Я понял, что сказал лишнее. Стараясь не смотреть на короля, я попятился к двери и, быстро пересчитав ступеньки лестницы, спрятался в своей каморке.
Я ожидал всего, только не этого. Король искренне верил в важность пресловутого вопроса.
Если бы я ему сказал, что не длинную бороду следует носить, а наоборот, короткую, он, может быть, и не был бы так разгневан. Но скептического отношения к важнейшему из государственных вопросов, отрицания за ним какого бы то ни было значения император не мог стерпеть.
Я до вечера просидел в своей комнате, упрекая себя за невоздержность языка в самых изысканных выражениях, какие только известны извозчикам нашей страны. Я не обратил даже внимания на необычную беготню во дворце, я даже не обрадовался, когда привратник с веселым лицом сообщил мне важнейшую новость:
— Враг предлагает перемирие.
Меня беспокоила только моя собственная участь.

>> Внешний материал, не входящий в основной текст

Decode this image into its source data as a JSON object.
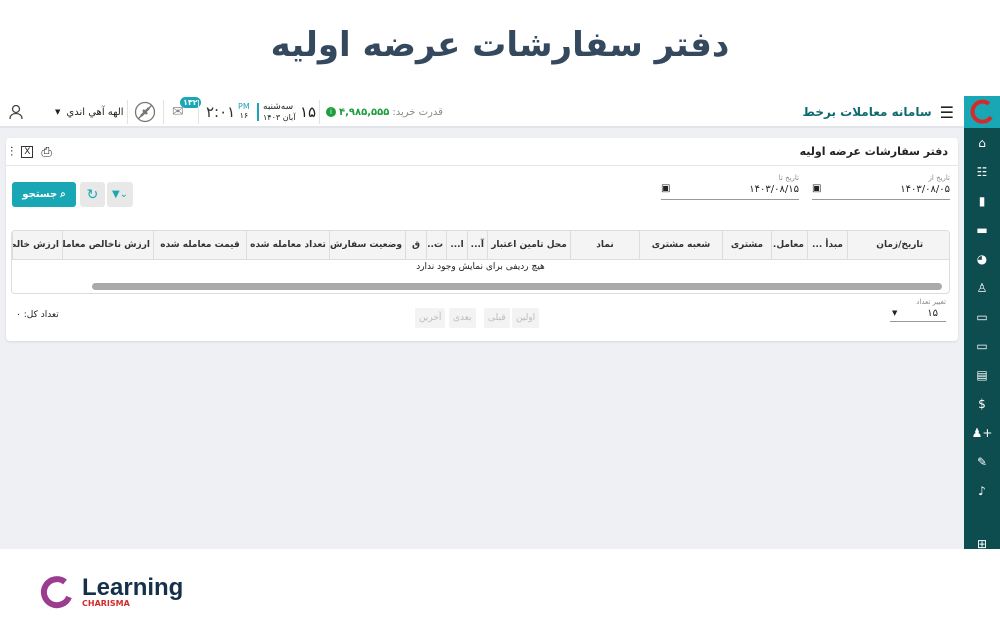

Преступление было настолько необычно, что я даже не ходил просить милости императора. Той же ночью двое полицейских, заковав мои ноги в кандалы, отвели меня в одну из самых больших и благоустроенных тюрем империи, где мне отвели, правда, небольшую, но очень уютную комнатку.
А чтобы я мог спокойно обдумать всю тяжесть своего преступления, в эту комнату, несмотря на недостаток подобных помещений, кроме меня, никого не посадили.
Не буду уверять читателя, что я равнодушно перенес перемену в своей судьбе. Нет. Переход от жизни во дворце к тюремному режиму был очень чувствителен для меня. Я даже не мог понять, как могут подданные императора добровольно обрекать себя на заточение и даже при этом питаться одной картошкой. Признаюсь, что, оказавшись в положении преступника, я не почувствовал ни на минуту присущего этим последним отвращения к мясу, маслу и даже хлебу. Точно также я не испытывал неудовольствия от того, что меня не заставляют работать: как ни скучно было сидеть одному, вряд ли бы я добровольно пошел таскать тяжелые тачки.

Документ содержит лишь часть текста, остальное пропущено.